In the past 5+ years, what important info have you picked up that's helped you make better decisions when it comes to computer hardware or even computer software/function?


Me:




The importance of quality cpu coolant being less relevant to cooling than it is to system stability (past 2 years)

Amd microstutter being very real (past 1 year)

How features on a motherboard are great, however the build quality of the thing trumps most features - - because that truly factors into system stability on a level I never considered (past year)

Not listening to professional reviews and being convinced by them. And listening to actual user feedback instead. Because reviews can often be biased, and they don't deal with the day-to-day issues, the drivers in the long term, etc. (also, learning to quickly identify relentless fanboys and ignore them in favor or objective people) (Past 2 years)

The price of things usually factors into their lasting power. And sure, that's easy to guess. It's another thing to KNOW it. (Past 2 years)

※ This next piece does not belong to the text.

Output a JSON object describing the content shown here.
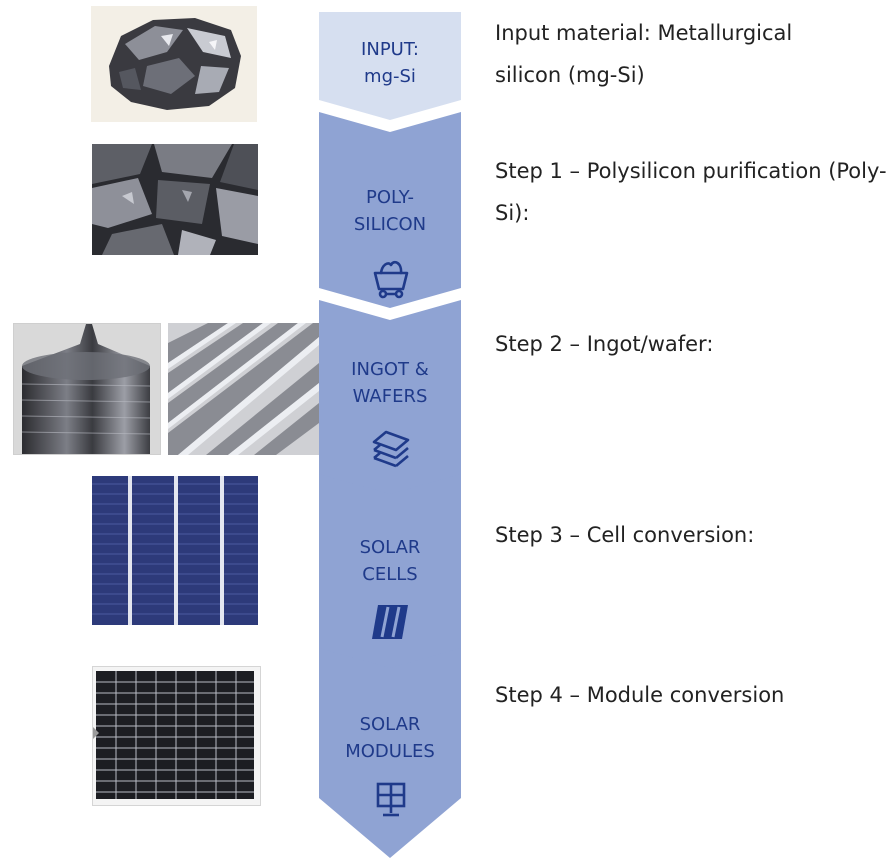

Being aware of every single .exe file and it's purpose, function, and hooks on my system. So I can avoid clutter-lag. (Past 5 years)


And lot's of other things. That's enough to get the ball rolling however.

warnold007
05-10-2012, 04:14 AM
That a good PSU matters... and matters a lot... :)
BSODs, hangs, crashes and faults can be caused by poor power supply unit...

It only dawned on me a few years back (~4 years ago) that the reason I was failing to burn DVDs with my computer from around 8 years ago (yeah... I said burning DVDs... haha... does anyone still 'burn'?), was cause my PSU cannot handle the load when I plug in all my HDDs and periperals. Plus the fans I put in to cool my rig!
I wasted so many blank DVDs thinking it was because I bought cheap medium, but now I know it was coz of my generic 300W psu... yuck! I wasn't able to figure out what the problem was back then...

As I went to build high-end and better rigs... I learned the importance more and more... No no to cheapo PSUs for good and stable builds... :)

Now I have am 80+ 950W PSU! And I'm still worried it might not be enough for my Radeon TriFire... haha...

mav451
05-10-2012, 07:38 AM
Haha more like the past 10 years.

#1. The difference between P95 stable and 3D stable is substantial. Without 3D (i.e. gaming) loads, you can't hope to have any real-world capable OCs. Sorry if I sound preachy, but this is my own major complaint when people are boastful and proud of their suicide screens.

I mean congrats - you have a picture. What does the picture do? Nothing. *PS - I'm well aware this includes the helium 8Ghz+ OC recently for the BD hehe.
3D stable is the only real-world relevant OC and that's something I made a point of using from that point on.

The reason I bring this up is b/c I used to be a young, immature OCer and thought that bringing a P95-only stable OC to a LAN was a smart idea. To get an age on this, I was using an ATi 8500LE and an 2500 XP-M at the time....oh man I was so stupid then.